On Friday, Lucasfilm released clips from its Star Wars movies on Eyespot, a San Diego company that both hosts a website and produces editing software. As I noted in my SD Telecom blog, Eyespot’s cooperation with licensed content is in stark contrast to the GooTube business model.

On his Madison.net blog, Mike Madison added a copyright law wrinkle I hadn’t considered:

Of course, once Lucasfilm blesses the remixing, a couple of things happen. One, the resulting remixes aren’t necessarily examples of “fair use”; so long as the mixers follow Lucasfilm guidelines, their mixes are authorized. Two, Star Wars remixes that don’t rely on the authorized clips begin to look a bit less like fair use than they might otherwise; here again, there is a copyright owner that is authorizing parodies. Under a typical four-factor analysis of fair use, avoiding an authorized “market for parodies” appears to cut against the user.
That’s a really clever angle — don’t know if it took a lawyer to come up with, or only a lawyer to spot it.

The fair use law makes quite clear that anything that diminishes the value of the original looks less like fair use. Since Lucasfilm/Eyespot eventually plan preroll ads to support their website, parodies that bypass the site will be undercutting Lucasfilm’s business, and thus less likely to be considered “fair use.”

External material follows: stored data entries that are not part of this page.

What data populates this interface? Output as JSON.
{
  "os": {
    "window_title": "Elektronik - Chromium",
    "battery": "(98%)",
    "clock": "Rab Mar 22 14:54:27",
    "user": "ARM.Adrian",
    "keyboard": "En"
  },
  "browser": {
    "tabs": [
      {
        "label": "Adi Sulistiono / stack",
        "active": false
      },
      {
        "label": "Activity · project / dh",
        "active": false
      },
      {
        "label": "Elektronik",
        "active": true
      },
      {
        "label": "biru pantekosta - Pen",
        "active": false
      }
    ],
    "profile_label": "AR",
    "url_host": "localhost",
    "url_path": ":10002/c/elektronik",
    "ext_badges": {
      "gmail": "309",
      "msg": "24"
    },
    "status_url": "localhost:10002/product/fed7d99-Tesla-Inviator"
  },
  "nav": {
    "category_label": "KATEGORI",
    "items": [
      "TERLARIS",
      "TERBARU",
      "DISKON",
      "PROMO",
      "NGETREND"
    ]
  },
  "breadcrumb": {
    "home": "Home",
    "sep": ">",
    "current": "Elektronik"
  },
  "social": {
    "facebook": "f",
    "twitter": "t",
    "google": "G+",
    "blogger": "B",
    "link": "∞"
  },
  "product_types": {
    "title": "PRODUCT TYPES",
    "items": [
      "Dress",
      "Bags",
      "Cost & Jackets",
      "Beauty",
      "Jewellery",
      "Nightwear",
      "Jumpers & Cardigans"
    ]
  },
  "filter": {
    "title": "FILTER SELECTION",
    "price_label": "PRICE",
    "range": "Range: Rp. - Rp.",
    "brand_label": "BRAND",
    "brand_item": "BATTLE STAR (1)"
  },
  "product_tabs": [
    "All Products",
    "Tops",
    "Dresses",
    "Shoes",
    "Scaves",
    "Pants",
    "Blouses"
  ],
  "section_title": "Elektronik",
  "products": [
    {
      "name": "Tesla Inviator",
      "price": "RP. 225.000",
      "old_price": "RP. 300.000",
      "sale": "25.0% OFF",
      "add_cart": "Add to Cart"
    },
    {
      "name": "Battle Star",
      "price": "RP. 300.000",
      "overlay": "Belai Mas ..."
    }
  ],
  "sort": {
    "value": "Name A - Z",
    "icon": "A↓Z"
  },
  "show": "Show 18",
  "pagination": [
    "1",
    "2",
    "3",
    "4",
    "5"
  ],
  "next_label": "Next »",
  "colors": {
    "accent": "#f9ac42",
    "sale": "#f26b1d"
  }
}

Some are whining that Lucas is tightly controlling the clips with possible censorship (e.g. against Princess Leia as a porn star). But if Lucas didn’t exert some control, then it would lose the ability to go after others who diminished the value of the franchise.

As for complaints that Lucas isn’t sharing advertising proceeds for user-generate content, where is this true? Geocities? Yahoo Groups? Blogger? YouTube? Hotmail? I think everyone knows that “free” on the web means “I don’t pay but others sell ads.”